As the title suggests, the gadget is a working telepathic amplifier. Samples are actually in use by a few gifted children. This news convulses a much less successful British ESP research program: Where did the kids get these things?

On the open market, it emerges. Certain radio components contain the new element "Nipponanium" (largely as a marketing gimmick, like previous eras' magic invocations of radium or magnetism). Correctly used, this is a telepathic catalyst. The science is perfunctory, but the resulting "iggy tube"—so called for providing "instant gen"—has plausible effects.

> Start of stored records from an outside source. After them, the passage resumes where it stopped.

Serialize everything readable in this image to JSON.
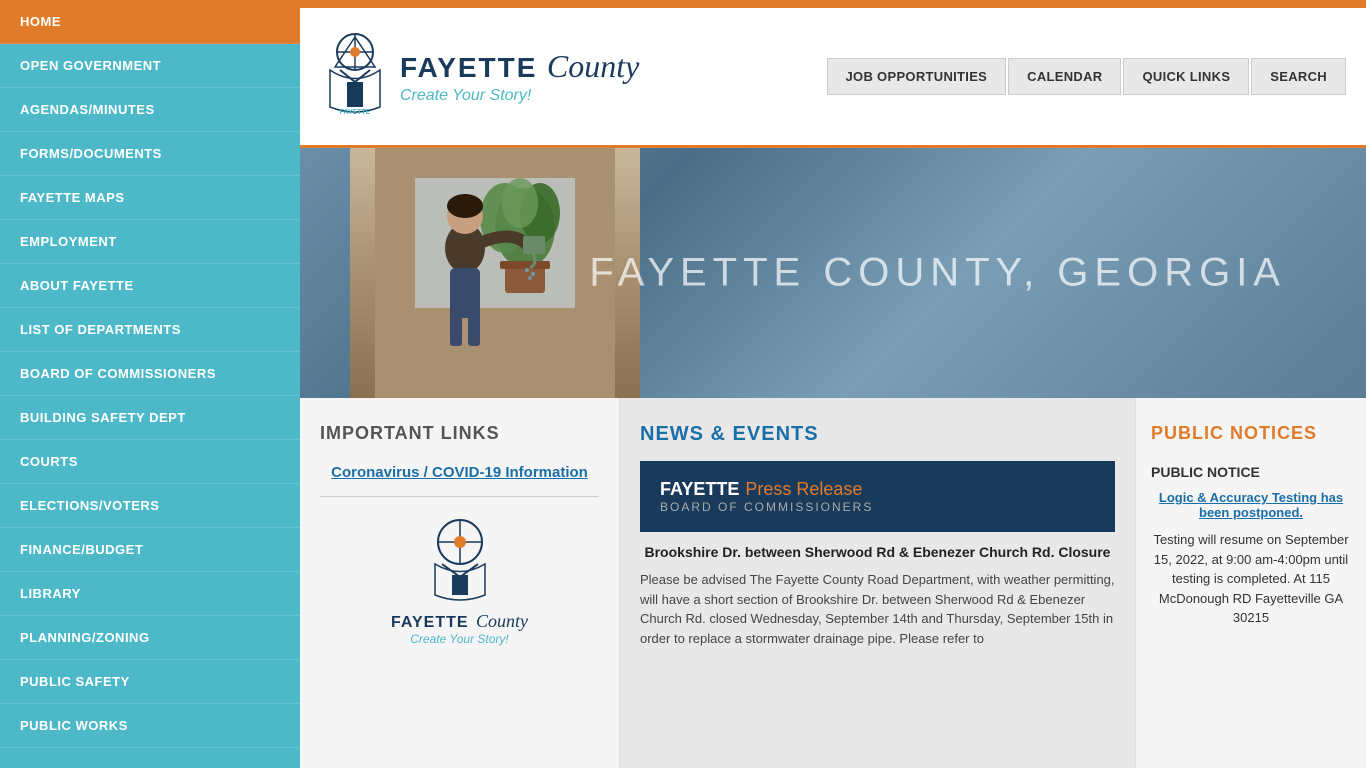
{
  "sidebar": {
    "items": [
      {
        "id": "home",
        "label": "HOME",
        "active": true
      },
      {
        "id": "open-government",
        "label": "OPEN GOVERNMENT",
        "active": false
      },
      {
        "id": "agendas-minutes",
        "label": "AGENDAS/MINUTES",
        "active": false
      },
      {
        "id": "forms-documents",
        "label": "FORMS/DOCUMENTS",
        "active": false
      },
      {
        "id": "fayette-maps",
        "label": "FAYETTE MAPS",
        "active": false
      },
      {
        "id": "employment",
        "label": "EMPLOYMENT",
        "active": false
      },
      {
        "id": "about-fayette",
        "label": "ABOUT FAYETTE",
        "active": false
      },
      {
        "id": "list-of-departments",
        "label": "LIST OF DEPARTMENTS",
        "active": false
      },
      {
        "id": "board-of-commissioners",
        "label": "BOARD OF COMMISSIONERS",
        "active": false
      },
      {
        "id": "building-safety-dept",
        "label": "BUILDING SAFETY DEPT",
        "active": false
      },
      {
        "id": "courts",
        "label": "COURTS",
        "active": false
      },
      {
        "id": "elections-voters",
        "label": "ELECTIONS/VOTERS",
        "active": false
      },
      {
        "id": "finance-budget",
        "label": "FINANCE/BUDGET",
        "active": false
      },
      {
        "id": "library",
        "label": "LIBRARY",
        "active": false
      },
      {
        "id": "planning-zoning",
        "label": "PLANNING/ZONING",
        "active": false
      },
      {
        "id": "public-safety",
        "label": "PUBLIC SAFETY",
        "active": false
      },
      {
        "id": "public-works",
        "label": "PUBLIC WORKS",
        "active": false
      }
    ]
  },
  "header": {
    "logo_fayette": "FAYETTE",
    "logo_county": "County",
    "logo_tagline": "Create Your Story!",
    "nav_buttons": [
      {
        "id": "job-opportunities",
        "label": "JOB OPPORTUNITIES"
      },
      {
        "id": "calendar",
        "label": "CALENDAR"
      },
      {
        "id": "quick-links",
        "label": "QUICK LINKS"
      },
      {
        "id": "search",
        "label": "SEARCH"
      }
    ]
  },
  "hero": {
    "title": "FAYETTE COUNTY, GEORGIA"
  },
  "important_links": {
    "section_title": "IMPORTANT LINKS",
    "links": [
      {
        "id": "covid-link",
        "label": "Coronavirus / COVID-19 Information"
      }
    ],
    "logo_fayette": "FAYETTE",
    "logo_county": "County",
    "logo_tagline": "Create Your Story!"
  },
  "news_events": {
    "section_title": "NEWS & EVENTS",
    "banner_fayette": "FAYETTE",
    "banner_press": "Press Release",
    "banner_subtitle": "BOARD OF COMMISSIONERS",
    "headline": "Brookshire Dr. between Sherwood Rd & Ebenezer Church Rd. Closure",
    "body": "Please be advised The Fayette County Road Department, with weather permitting, will have a short section of Brookshire Dr. between Sherwood Rd & Ebenezer Church Rd. closed Wednesday, September 14th and Thursday, September 15th in order to replace a stormwater drainage pipe. Please refer to"
  },
  "public_notices": {
    "section_title": "PUBLIC NOTICES",
    "notice_label": "PUBLIC NOTICE",
    "link1": "Logic & Accuracy Testing has been postponed.",
    "notice_text": "Testing will resume on September 15, 2022, at 9:00 am-4:00pm until testing is completed.  At 115 McDonough RD Fayetteville GA 30215"
  }
}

Adults who try the device are overwhelmed, because adult experience is a handicap. Chaotic emotions flood into the mind, all too recognizable and dangerously resonant. For children, though: "The younger you are the fewer people you know, the fewer emotions you arouse and the fewer facts of which you are aware." Innocence and ignorance form a kind of shield.

It's still bad medicine. One schoolboy's ability to learn and reason becomes crippled after long periods of using the iggy tube as a telepathic search engine to tap other minds for information. Painful retraining is needed. In a way, Allingham predicted the modern commonplace of plagiarizing one's assignment from the web rather than doing the work.